The constitutional crisis sparked by Kerr’s actions eased when Labour lost the subsequent general election.

Graham Smith, spokesperson for the pressure group Republic, said that the letters showed that the queen was aware of what was happening in Australia and knew the governor general was considering dismissing the prime minister.

He said that the letters also showed the palace giving advice to the governor general, including the suggestion that dismissing an elected prime minister was a viable option.

Smith said, “Whitlam still had the confidence of the house, he had recently been re-elected, yet the Governor General thought he could overrule the people and the constitution and dismiss the PM.

“Kerr wrote to the queen on many occasions and made it clear what he was thinking of doing. The queen fully engaged with that discussion and made no attempt to warn or advise Whitlam.”

Jenny Hocking, a historian and author, who has campaigned for the release of the letters, agreed that the queen did not emerge “unscathed” because she had been drawn into the governor general’s planning, including the possible use of his powers to sack the prime minister. Charteris wrote that the letters had been “laid out” for the queen in late 1975, shortly before Whitlam was sacked.

“In doing so the Queen breached the central tenet of a constitutional monarchy, that the monarch is politically neutral and must play no role in political matters. The damage this has done to the Queen, to Kerr, and the monarchy is incalculable,” Hocking told U.K. newspaper The Times.

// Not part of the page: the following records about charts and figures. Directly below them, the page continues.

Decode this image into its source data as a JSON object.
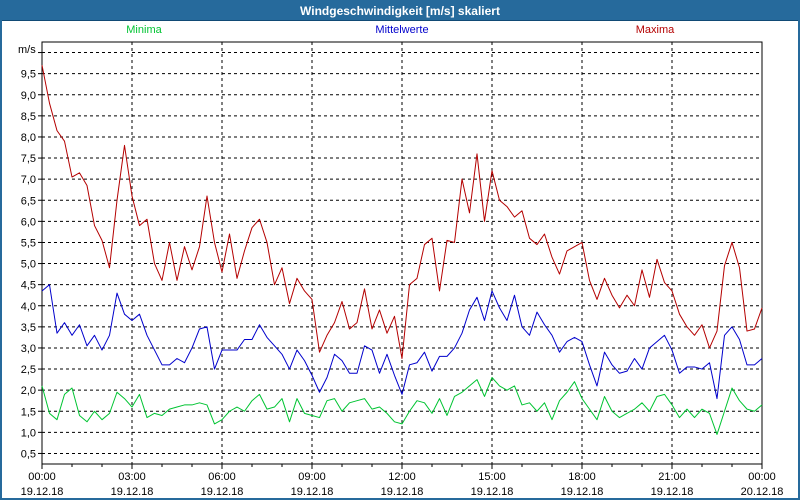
{
  "window": {
    "title": "Windgeschwindigkeit [m/s] skaliert"
  },
  "colors": {
    "titlebar_bg": "#266a9c",
    "titlebar_text": "#ffffff",
    "page_border": "#266a9c",
    "plot_bg": "#ffffff",
    "axis_frame": "#000000",
    "gridline": "#000000",
    "tick_label": "#000000",
    "minima": "#00c432",
    "mittelwerte": "#0000cc",
    "maxima": "#b40000"
  },
  "legend": [
    {
      "label": "Minima",
      "color": "#00c432"
    },
    {
      "label": "Mittelwerte",
      "color": "#0000cc"
    },
    {
      "label": "Maxima",
      "color": "#b40000"
    }
  ],
  "axis": {
    "unit_label": "m/s",
    "y_min": 0.25,
    "y_max": 10.25,
    "y_ticks": [
      {
        "v": 0.5,
        "label": "0,5"
      },
      {
        "v": 1.0,
        "label": "1,0"
      },
      {
        "v": 1.5,
        "label": "1,5"
      },
      {
        "v": 2.0,
        "label": "2,0"
      },
      {
        "v": 2.5,
        "label": "2,5"
      },
      {
        "v": 3.0,
        "label": "3,0"
      },
      {
        "v": 3.5,
        "label": "3,5"
      },
      {
        "v": 4.0,
        "label": "4,0"
      },
      {
        "v": 4.5,
        "label": "4,5"
      },
      {
        "v": 5.0,
        "label": "5,0"
      },
      {
        "v": 5.5,
        "label": "5,5"
      },
      {
        "v": 6.0,
        "label": "6,0"
      },
      {
        "v": 6.5,
        "label": "6,5"
      },
      {
        "v": 7.0,
        "label": "7,0"
      },
      {
        "v": 7.5,
        "label": "7,5"
      },
      {
        "v": 8.0,
        "label": "8,0"
      },
      {
        "v": 8.5,
        "label": "8,5"
      },
      {
        "v": 9.0,
        "label": "9,0"
      },
      {
        "v": 9.5,
        "label": "9,5"
      },
      {
        "v": 10.0,
        "label": ""
      }
    ],
    "x_major_step_minutes": 180,
    "x_minor_step_minutes": 60,
    "x_total_minutes": 1440,
    "x_labels": [
      {
        "time": "00:00",
        "date": "19.12.18"
      },
      {
        "time": "03:00",
        "date": "19.12.18"
      },
      {
        "time": "06:00",
        "date": "19.12.18"
      },
      {
        "time": "09:00",
        "date": "19.12.18"
      },
      {
        "time": "12:00",
        "date": "19.12.18"
      },
      {
        "time": "15:00",
        "date": "19.12.18"
      },
      {
        "time": "18:00",
        "date": "19.12.18"
      },
      {
        "time": "21:00",
        "date": "19.12.18"
      },
      {
        "time": "00:00",
        "date": "20.12.18"
      }
    ]
  },
  "chart_data": {
    "type": "line",
    "title": "Windgeschwindigkeit [m/s] skaliert",
    "xlabel": "",
    "ylabel": "m/s",
    "ylim": [
      0.25,
      10.25
    ],
    "grid": "dashed",
    "legend_position": "top",
    "x_start": "00:00 19.12.18",
    "x_end": "00:00 20.12.18",
    "x_step_minutes": 15,
    "series": [
      {
        "name": "Minima",
        "color": "#00c432",
        "values": [
          2.1,
          1.45,
          1.3,
          1.9,
          2.05,
          1.4,
          1.25,
          1.5,
          1.3,
          1.45,
          1.95,
          1.8,
          1.6,
          1.9,
          1.35,
          1.45,
          1.4,
          1.55,
          1.6,
          1.65,
          1.65,
          1.7,
          1.65,
          1.2,
          1.3,
          1.5,
          1.6,
          1.5,
          1.75,
          1.9,
          1.55,
          1.6,
          1.8,
          1.25,
          1.8,
          1.45,
          1.4,
          1.35,
          1.75,
          1.8,
          1.5,
          1.7,
          1.75,
          1.8,
          1.55,
          1.6,
          1.45,
          1.25,
          1.2,
          1.5,
          1.75,
          1.7,
          1.45,
          1.8,
          1.4,
          1.85,
          1.95,
          2.1,
          2.25,
          1.85,
          2.3,
          2.1,
          2.0,
          2.1,
          1.65,
          1.7,
          1.5,
          1.7,
          1.3,
          1.75,
          1.95,
          2.2,
          1.8,
          1.55,
          1.3,
          1.85,
          1.5,
          1.35,
          1.45,
          1.55,
          1.7,
          1.5,
          1.85,
          1.9,
          1.65,
          1.35,
          1.55,
          1.35,
          1.55,
          1.45,
          0.95,
          1.5,
          2.05,
          1.75,
          1.55,
          1.5,
          1.65
        ]
      },
      {
        "name": "Mittelwerte",
        "color": "#0000cc",
        "values": [
          4.35,
          4.5,
          3.35,
          3.6,
          3.3,
          3.55,
          3.05,
          3.3,
          2.95,
          3.3,
          4.3,
          3.8,
          3.65,
          3.8,
          3.3,
          2.95,
          2.6,
          2.6,
          2.75,
          2.65,
          3.0,
          3.45,
          3.5,
          2.5,
          2.95,
          2.95,
          2.95,
          3.2,
          3.2,
          3.55,
          3.25,
          3.05,
          2.85,
          2.5,
          2.95,
          2.7,
          2.35,
          1.95,
          2.3,
          2.85,
          2.7,
          2.4,
          2.4,
          3.05,
          2.95,
          2.4,
          2.85,
          2.35,
          1.9,
          2.6,
          2.65,
          2.9,
          2.45,
          2.8,
          2.8,
          3.0,
          3.35,
          3.9,
          4.2,
          3.65,
          4.35,
          3.95,
          3.65,
          4.25,
          3.5,
          3.3,
          3.85,
          3.55,
          3.3,
          2.9,
          3.15,
          3.25,
          3.15,
          2.6,
          2.1,
          2.9,
          2.6,
          2.4,
          2.45,
          2.75,
          2.5,
          3.0,
          3.15,
          3.3,
          2.95,
          2.4,
          2.55,
          2.55,
          2.5,
          2.65,
          1.8,
          3.3,
          3.5,
          3.2,
          2.6,
          2.6,
          2.75
        ]
      },
      {
        "name": "Maxima",
        "color": "#b40000",
        "values": [
          9.7,
          8.8,
          8.15,
          7.9,
          7.05,
          7.15,
          6.85,
          5.9,
          5.55,
          4.9,
          6.5,
          7.8,
          6.6,
          5.9,
          6.05,
          5.0,
          4.6,
          5.5,
          4.6,
          5.4,
          4.85,
          5.4,
          6.6,
          5.5,
          4.8,
          5.7,
          4.65,
          5.3,
          5.85,
          6.05,
          5.5,
          4.5,
          4.9,
          4.05,
          4.65,
          4.35,
          4.15,
          2.9,
          3.3,
          3.6,
          4.1,
          3.45,
          3.6,
          4.4,
          3.45,
          3.9,
          3.35,
          3.75,
          2.75,
          4.5,
          4.65,
          5.45,
          5.6,
          4.35,
          5.55,
          5.5,
          7.0,
          6.2,
          7.6,
          6.0,
          7.2,
          6.5,
          6.35,
          6.1,
          6.25,
          5.6,
          5.45,
          5.7,
          5.15,
          4.75,
          5.3,
          5.4,
          5.5,
          4.6,
          4.15,
          4.65,
          4.25,
          3.95,
          4.25,
          4.0,
          4.85,
          4.2,
          5.1,
          4.55,
          4.35,
          3.8,
          3.5,
          3.3,
          3.55,
          3.0,
          3.4,
          4.95,
          5.5,
          4.9,
          3.4,
          3.45,
          3.95
        ]
      }
    ]
  }
}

The palace chose to characterize the letters as vindication of the monarch’s impartiality, saying, “At Her Majesty’s Coronation on 2 June 1953, the queen swore an oath to govern the Peoples of Australia ‘according to their respective laws and customs.’ Throughout her reign, Her Majesty has consistently demonstrated this support for Australia, the primacy of the Australian constitution and the independence of the Australian people, which the release of these letters reflects.

“While the Royal Household believes in the longstanding convention that all conversations between prime ministers, governor generals, and the queen are private, the release of the letters by the National Archives Australia confirms that neither Her Majesty nor the royal household had any part to play in Kerr’s decision to dismiss Whitlam.”